CSV data typically separates values using a comma but sometimes a different character is used. Tab-separated and pipe-separated are popular choices, and these are both supported by the ETL Import module. CSV data typically uses the first row to indicate the names of the columns but this is not mandatory – although it does make processing easier.

Importing CSV data involves three steps:

  1. Pushing data into the ETL Import module.
  2. Transforming this data into appropriate FHIR resources.
  3. Storing the data in a persistence module.

Creating a CSV-based ETL Import Module

The import module has several properties that should be set:

  • The import_source property should be set to CSV to specify that the importing data will be in CSV format.
  • A mapping.script should be specified (see below).
  • The csv_delimiter should be set to the appropriate delimiter (typically ,).

Creating a Mapping Script

The ETL Import module uses JavaScript to specify mapping scripts. The mapping script must contain at least one function, with signature function handle(inputMap, context) {}. This method will be called once for each row in the CSV file. This method should convert the row into one or more FHIR resources and then store them in the persistence module (or it may choose to ignore the row completely).

The handle method has two arguments:

  • inputMap (argument 0) – A dictionary containing key-value pairs. Each key represents a column name, and each value represents the value for the given key in the current row. Note that this map is strict: any request for a key (i.e. column) that is not defined in the CSV file results in an error.
  • context (argument 1) – An object containing details about the current processing job.

Mapping Script Example

/*
 * CSV Mapping function - Expects input in the format:
 * ID,FAMILYNAME,GIVENNAME,MIDDLENAME,BIRTHDATE,CITY
 */
function handle(inputMap, context) {
    Log.info("Processing CSV row from file: " + context.filename);

    // Create a patient
    var patient = ResourceBuilder.build('Patient');
    patient.id = Uuid.newPlaceholderId();

    // Identifier
    patient.identifier.system = 'http://example.com/mrns';
    patient.identifier.value = inputMap['ID'];

    // Name
    patient.name.family = inputMap['FAMILYNAME'];
    patient.name.given[0] = inputMap['GIVENNAME'];
    patient.name.given[1] = inputMap['MIDDLENAME'];

    // DOB
    patient.birthDate = inputMap['BIRTHDATE'];

    // Address
    patient.address.city = inputMap['CITY'];

    // Build a transaction and process it
    var transaction = TransactionBuilder.newTransactionBuilder();
    transaction.create(patient);
    Fhir.transaction(transaction);
}

In this example, each row is converted to a Patient resource and then stored in the CDR. The Smile CDR JavaScript execution environment makes it easy to build and manipulate FHIR Resource objects using the FHIR ResourceBuilder.

The created resources are then converted into FHIR transactions that can be used to store and manipulate resources.

For a complete reference of APIs available for JavaScript conversion see the Smile CDR Javascript Execution Environment documentation.

Locking Rows

A common problem when ingesting CSV data in a multithreaded environment is that multiple rows can attempt to create/update the same backing object, which leads to failures because the FHIR server does not permit multiple threads to update the same resource at the same time.
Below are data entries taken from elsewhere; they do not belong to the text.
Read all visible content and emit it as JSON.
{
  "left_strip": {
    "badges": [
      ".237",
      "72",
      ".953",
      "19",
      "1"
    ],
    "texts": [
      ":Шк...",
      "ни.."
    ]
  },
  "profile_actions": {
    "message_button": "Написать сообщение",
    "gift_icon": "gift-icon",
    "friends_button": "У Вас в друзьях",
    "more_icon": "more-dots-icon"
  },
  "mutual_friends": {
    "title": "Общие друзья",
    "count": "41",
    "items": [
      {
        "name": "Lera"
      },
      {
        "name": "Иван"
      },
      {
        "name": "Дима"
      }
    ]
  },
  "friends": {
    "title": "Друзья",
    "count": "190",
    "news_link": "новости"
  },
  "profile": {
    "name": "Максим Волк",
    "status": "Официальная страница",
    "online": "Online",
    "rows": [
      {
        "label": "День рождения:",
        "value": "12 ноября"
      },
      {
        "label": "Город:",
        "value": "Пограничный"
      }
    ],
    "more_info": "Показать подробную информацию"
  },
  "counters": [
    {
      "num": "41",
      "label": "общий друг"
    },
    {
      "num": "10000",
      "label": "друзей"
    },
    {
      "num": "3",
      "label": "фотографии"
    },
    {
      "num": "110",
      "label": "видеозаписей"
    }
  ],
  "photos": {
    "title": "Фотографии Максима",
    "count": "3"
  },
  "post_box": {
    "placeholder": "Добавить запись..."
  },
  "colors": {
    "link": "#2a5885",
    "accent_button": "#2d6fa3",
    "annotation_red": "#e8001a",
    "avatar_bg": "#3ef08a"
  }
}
In order to assist with this, the context object has a method called lock(mutexName) that can be used to lock individual rows.

The lock object simply acquires a mutex on a particular string, releasing this mutex only when the row has finished processing.

For example:

function handle(inputMap, context) {
   var patient = ResourceBuilder.build('Patient');
   
   // Lock on the patient ID
   context.lock(inputMap['PATIENT_ID']);
   
   patient.id = inputMap['PATIENT_ID'];
   patient.name.family = inputMap['PATIENT_FAMILY'];
   
   Fhir.update(patient);
}

11.1.2 Ingesting Data

 

Once the module has been created, the ETL Import Endpoint on the JSON Admin API may be used to upload and process data.

See ETL Import Endpoint for details on how to use this endpoint. Note that this action must be invoked by a user with the ETL_IMPORT_PROCESS_FILE permission. This user does not require additional permissions in order to read and write FHIR data.